Okay, how about instead of all unpaid posters getting “Anonymous” registration, how about they all get unique, but very boring names, like “Guest #26534”. We could keep track of who says what if it’s really important, but it would be very hard to distinguish yourself in the SDMB community with such a name…
Hey there. I will certainly miss you my dear…how could I not, after that wonderful time we had in the haunted thread [sub]thought I’d forgotten about that eh?[/sub]
I am against “me too” posts, but since I am responding here to multiple posters I think it is ok. So, me too, squared and cubed.
Well I’ll be dipped in shit, fried in butter, and served on a plate. He’s real.

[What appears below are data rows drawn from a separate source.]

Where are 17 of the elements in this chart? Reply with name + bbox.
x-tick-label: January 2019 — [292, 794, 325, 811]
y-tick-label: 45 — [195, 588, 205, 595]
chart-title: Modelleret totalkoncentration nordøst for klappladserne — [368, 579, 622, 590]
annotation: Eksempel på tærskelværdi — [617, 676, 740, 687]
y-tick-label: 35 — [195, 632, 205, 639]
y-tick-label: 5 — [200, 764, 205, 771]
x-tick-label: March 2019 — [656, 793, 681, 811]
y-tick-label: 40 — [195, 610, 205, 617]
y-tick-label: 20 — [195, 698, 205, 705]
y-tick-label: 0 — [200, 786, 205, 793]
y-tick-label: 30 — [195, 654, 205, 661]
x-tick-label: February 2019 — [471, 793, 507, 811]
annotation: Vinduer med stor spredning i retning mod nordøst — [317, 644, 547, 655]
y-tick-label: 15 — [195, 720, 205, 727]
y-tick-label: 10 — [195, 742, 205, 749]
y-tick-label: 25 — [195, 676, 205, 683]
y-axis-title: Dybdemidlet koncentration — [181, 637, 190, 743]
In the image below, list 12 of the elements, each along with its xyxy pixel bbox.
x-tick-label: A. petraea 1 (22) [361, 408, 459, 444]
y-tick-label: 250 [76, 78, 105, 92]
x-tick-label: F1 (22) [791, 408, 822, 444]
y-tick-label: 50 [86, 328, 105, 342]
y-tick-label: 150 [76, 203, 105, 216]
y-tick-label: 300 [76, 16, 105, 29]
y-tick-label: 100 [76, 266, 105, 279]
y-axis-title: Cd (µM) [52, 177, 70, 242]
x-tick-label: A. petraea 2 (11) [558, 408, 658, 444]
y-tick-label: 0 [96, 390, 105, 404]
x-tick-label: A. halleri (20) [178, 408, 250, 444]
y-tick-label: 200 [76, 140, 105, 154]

And in some wonderful alternate universe (not in this one of course) he will respond to my post by saying "Of course I’m real, you doofus. And don’t call me “Shirley”.
Big 'ole whoosh.
And when he does, his identity gets turned on in all his previous posts, thus vindicating him. This can be done with vBulletin, can’t it? If it could be worked out, you would wind up with a strong incentive for people to register. This seemed like a really good idea to me, I wanted to contribute to it.
I’ve read a lot of good suggestions here about ways to get people “hooked”…free trials periods, keeping certain forums free, etc. To this I would like to add, make posting free at certain times of day, say at typically off peak hours. Is this technically feasible?
If it isn’t, and none of the other schemes are, then I just want to express my very strong conviction here that there simply must be some way to accomodate the “impulse buy”. The simplest thing would be to sell subscriptions in increments of less than a year. Even better would be to sell the right to make a limited number of posts for some very small, nominal fee, even if this has to be done at a loss. But if new users have to pay $50 up front to make their very first post, well, you might as well shut the place down right now.
Related to the impulse buy issue, is there any feasible way to set up a micropayments system, where people could pay a cent or a fraction thereof for each post? I suspect there isn’t, but I gotta ask.
I think one of the main issues among people who can pay, but might not do it, is the fact that they don’t really know what they will be paying for. Think about it. Once ptp is implemented, the board as we know it will cease to exist, and be replaced by something else. Will it be better or worse? Better is concievable. The signal to noise ratio would certainly improve. Perhaps some people we don’t like will be gone. But I think the downside potential is much greater, for reasons others have pointed out in great detail. This uncertainty is going to keep a lot of people holding back, I suspect.
I would also like to know, have the powers that be here investigated how other free boards of comparable size deal with the problems we have, and also, how other similar boards who have converted to ptp have fared (if any such thing exists). I would be very interested to hear about it.